Это было время шального, молодого, щенячьего счастья. Мы с Ленькой целовались, где только могли. Когда его мама уходила, а Сёмки и так никогда не было дома, мы целовались в их огромной квартире, где все двери хлопали от сквозняков и вечно пахло лекарствами и мышами. Мы целовались в подъезде, темном и тесном, пропахшем -жареной картошкой и кошками, видимо как раз теми, что не ловили мышей, на высоких щербатых ступенях. В лифте моего дома и посреди улицы, шокируя прохожих, на кафедре, когда все вдруг выходили, в магазине, и во дворе - мы целовались везде. Веселое, золотое, счастливое время.

Когда пришла пора оставлять талантливого исследо­вателя Лёню на работу на факультете, все были хором "за" и уперся только заместитель секретаря по идеологии Федя Царьков. Я была тогда уже преподавателем и уж-жжасной комсомольской активисткой и пришла к Феде поговорить по душам.

— Разве вы не знаете, Федор Иванович, - сказала я с комсомольским задором, - что Леонид Зорин - надежда факультета? Ему же сам бог велел заниматься наукой!

—А про пятый пункт ты слышала? - запальчиво по­
интересовался Федя, он закончил факультет на два года раньше, и вообще-то мы были с ним на "ты".

—У Маркса тоже был пятый пункт, и это ему не помешало,- решительно возразила я,- а про Иисуса Христа я вообще молчу.

-Вот и молчи, - огрызнулся Федя, - может, ты сама
такая, только скрытая.

- Зато ты - открытый дурак.

После небольшого скандала и походов по инстанциям моего Леню оставили двигать науку и просвещать еще не просвещенное человечество.

— Зря ты все это затеяла, - сказал мне Леня, - это
суета. Пожалуйста, не пытайся повернуть меня ко всей
этой суете.

- Прекрасно,- рассердилась я,- а куда же ты пойдешь, мешки носить? Ты вон какой тощий. И потом не для это­го тебя учили. Или ты надумал жить на мамину учи­тельскую зарплату? Ведь папы нет...

«А хоть бы и мешки носить... - он усмехнулся, - пони­маешь, суета отвлекает от того мирочувствования, ко­торое есть во мне. Я - как река... Все каждую минуту меняется, движется, и дух - во всем. Все приводит в вос­торг: и дождь, и ветер... Порой мне кажется - я не обойму всего... Все считают, что я готовый ученый, а я так невежественен, так мало знаю! И потому это чувство - пере­живание духа в мире - сопровождает страх: не успеть...
Этот страх бывает мучителен, но он лучше, чем покой,
довольство, весь этот фальшивый мелочный мир. Навер­ное, я - вечный мальчик. Я никогда не стану взрослым. Вот Сёмка, он - уже мужик, такой большой солидный муж­чина. А я - нет. Я им никогда не буду. Я и женюсь, наверное, не скоро. И на молоденькой девочке, чтобы можно было ее всему научить. Не сердись, ладно? Мне все время кажется, что я еще должен обнять весь мир, но не могу. Я так чувствую скрытые смыслы за всем, и чувство это не убы­вает, а все время усиливается как в бинокле, когда наводишь на резкость.

Есть выражение "формальный гений". Я чувствую как гений, но боюсь, что ничего не смогу создать. Если бы я мог!

Наверное, я все же должен был стать пианистом, зря мне запретили играть. Я бы умирал за роялем, и все бы помирали вокруг... А потом однажды я бы помер до конца и был бы счастлив».

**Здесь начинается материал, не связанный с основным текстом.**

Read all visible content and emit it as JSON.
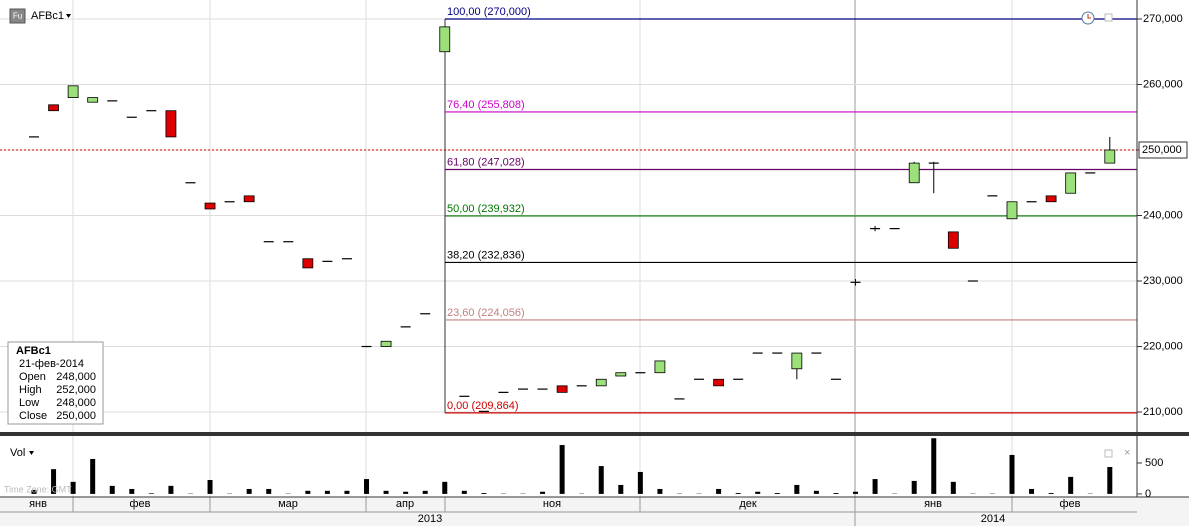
{
  "header": {
    "symbol": "AFBc1"
  },
  "watermark": "Time Zone: GMT",
  "info_box": {
    "symbol": "AFBc1",
    "date": "21-фев-2014",
    "rows": [
      {
        "label": "Open",
        "value": "248,000"
      },
      {
        "label": "High",
        "value": "252,000"
      },
      {
        "label": "Low",
        "value": "248,000"
      },
      {
        "label": "Close",
        "value": "250,000"
      }
    ]
  },
  "time_axis": {
    "months": [
      "янв",
      "фев",
      "мар",
      "апр",
      "ноя",
      "дек",
      "янв",
      "фев"
    ],
    "years": [
      "2013",
      "2014"
    ]
  },
  "chart_data": [
    {
      "type": "candlestick",
      "categories": [
        null,
        null,
        null,
        null,
        null,
        null,
        null,
        null,
        null,
        null,
        null,
        null,
        null,
        null,
        null,
        null,
        null,
        null,
        null,
        null,
        null,
        null,
        null,
        null,
        null,
        null,
        null,
        null,
        null,
        null,
        null,
        null,
        null,
        null,
        null,
        null,
        null,
        null,
        null,
        null,
        null,
        null,
        null,
        null,
        null,
        null,
        null,
        null,
        null,
        null,
        null,
        null,
        null,
        null,
        null,
        null
      ],
      "open": [
        252000,
        256900,
        258000,
        257300,
        257500,
        255000,
        256000,
        256000,
        245000,
        241900,
        242100,
        243000,
        236000,
        236000,
        233400,
        233000,
        233400,
        220000,
        220000,
        223000,
        225000,
        265000,
        212400,
        210100,
        213000,
        213500,
        213500,
        214000,
        214000,
        214000,
        215500,
        216000,
        216000,
        212000,
        215000,
        215000,
        215000,
        219000,
        219000,
        216600,
        219000,
        215000,
        229800,
        238000,
        238000,
        245000,
        248000,
        237500,
        230000,
        243000,
        239500,
        242100,
        243000,
        243400,
        246500,
        248000
      ],
      "high": [
        252000,
        256900,
        259800,
        258000,
        257500,
        255000,
        256000,
        256000,
        245000,
        241900,
        242100,
        243000,
        236000,
        236000,
        233400,
        233000,
        233400,
        220000,
        220800,
        223000,
        225000,
        268800,
        212400,
        210100,
        213000,
        213500,
        213500,
        214000,
        214000,
        215000,
        216000,
        216000,
        217800,
        212000,
        215000,
        215000,
        215000,
        219000,
        219000,
        219000,
        219000,
        215000,
        230300,
        238400,
        238000,
        248200,
        248200,
        237500,
        230000,
        243000,
        242100,
        242100,
        243000,
        246500,
        246500,
        252000
      ],
      "low": [
        252000,
        256000,
        258000,
        257300,
        257500,
        255000,
        256000,
        252000,
        245000,
        241000,
        242100,
        242100,
        236000,
        236000,
        232000,
        233000,
        233400,
        220000,
        220000,
        223000,
        225000,
        265000,
        212400,
        210100,
        213000,
        213500,
        213500,
        213000,
        214000,
        214000,
        215500,
        216000,
        216000,
        212000,
        215000,
        214000,
        215000,
        219000,
        219000,
        215000,
        219000,
        215000,
        229300,
        237600,
        238000,
        245000,
        243400,
        235000,
        230000,
        243000,
        239500,
        242100,
        242100,
        243400,
        246500,
        248000
      ],
      "close": [
        252000,
        256000,
        259800,
        258000,
        257500,
        255000,
        256000,
        252000,
        245000,
        241000,
        242100,
        242100,
        236000,
        236000,
        232000,
        233000,
        233400,
        220000,
        220800,
        223000,
        225000,
        268800,
        212400,
        210100,
        213000,
        213500,
        213500,
        213000,
        214000,
        215000,
        216000,
        216000,
        217800,
        212000,
        215000,
        214000,
        215000,
        219000,
        219000,
        219000,
        219000,
        215000,
        229800,
        238000,
        238000,
        248000,
        248000,
        235000,
        230000,
        243000,
        242100,
        242100,
        242100,
        246500,
        246500,
        250000
      ],
      "up_color": "#9be07a",
      "down_color": "#dd0000",
      "ylim": [
        206950,
        272900
      ],
      "yticks": [
        {
          "value": 210000,
          "label": "210,000"
        },
        {
          "value": 220000,
          "label": "220,000"
        },
        {
          "value": 230000,
          "label": "230,000"
        },
        {
          "value": 240000,
          "label": "240,000"
        },
        {
          "value": 250000,
          "label": "250,000"
        },
        {
          "value": 260000,
          "label": "260,000"
        },
        {
          "value": 270000,
          "label": "270,000"
        }
      ],
      "grid": true,
      "last_price": {
        "value": 250000,
        "label": "250,000",
        "color": "#cc0000"
      },
      "levels": [
        {
          "label": "100,00 (270,000)",
          "value": 270000,
          "color": "#000080"
        },
        {
          "label": "76,40 (255,808)",
          "value": 255808,
          "color": "#cc00cc"
        },
        {
          "label": "61,80 (247,028)",
          "value": 247028,
          "color": "#660066"
        },
        {
          "label": "50,00 (239,932)",
          "value": 239932,
          "color": "#007700"
        },
        {
          "label": "38,20 (232,836)",
          "value": 232836,
          "color": "#000000"
        },
        {
          "label": "23,60 (224,056)",
          "value": 224056,
          "color": "#c08080"
        },
        {
          "label": "0,00 (209,864)",
          "value": 209864,
          "color": "#cc0000"
        }
      ]
    },
    {
      "type": "bar",
      "title": "Vol",
      "values": [
        65,
        400,
        195,
        565,
        130,
        80,
        10,
        130,
        5,
        225,
        5,
        80,
        80,
        5,
        50,
        50,
        50,
        240,
        50,
        35,
        50,
        195,
        50,
        15,
        5,
        5,
        35,
        790,
        5,
        450,
        145,
        355,
        80,
        5,
        5,
        80,
        15,
        35,
        15,
        145,
        50,
        15,
        35,
        240,
        5,
        210,
        900,
        195,
        5,
        5,
        630,
        80,
        15,
        275,
        5,
        435
      ],
      "color": "#000000",
      "ylim": [
        -50,
        920
      ],
      "yticks": [
        0,
        500
      ]
    }
  ]
}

Господи, как я все же любила его! Ведь он был ни на кого не похож. Даже когда он говорил, что "женится на девочке", я пропускала это мимо ушей. Да и кто обращает внимание на слова, когда тебя хватают, и целуют и прекрасные вишни глаз так близко, а будущее - так .далеко... Он дарил мне со своей скудной зарплаты художественные альбомы в глянцевых обложках и тоненькие изящные ук­рашения: сережки и кулоны. У него был отменный худо­жественный вкус и почти профессиональное знание искус­ства.

Он очень быстро получил ученую степень и вскоре уе­хал в Германию на стажировку, а оттуда вернулся через полтора года уже чужим...

Он уволился с факультета и надолго исчез из моей жиз­ни, исчез совсем с безжалостной решительностью челове­ка, для которого жизнь - это река, которая течет и ме­няется, и в одну и ту же воду нельзя войти дважды. Я не буду лгать, что не пыталась его удержать. Один раз я пришла к нему и сидела, как раньше, на ковре возле него, и обнимала его колени. Но колени были чужие, чужие были глаза, и руки, и низкий всегда бархатный голос, а душа летала далеко, и я ушла ни с чем. Не солоно хлебавши. И сказала себе, что никогда больше не приду в этот дом, который был для меня прежде почти родным, где прохо­дили праздники и будни, дни работы и дни любви. И даже телефон забуду. Впрочем, забывать не пришлось, номер очень скоро сменился.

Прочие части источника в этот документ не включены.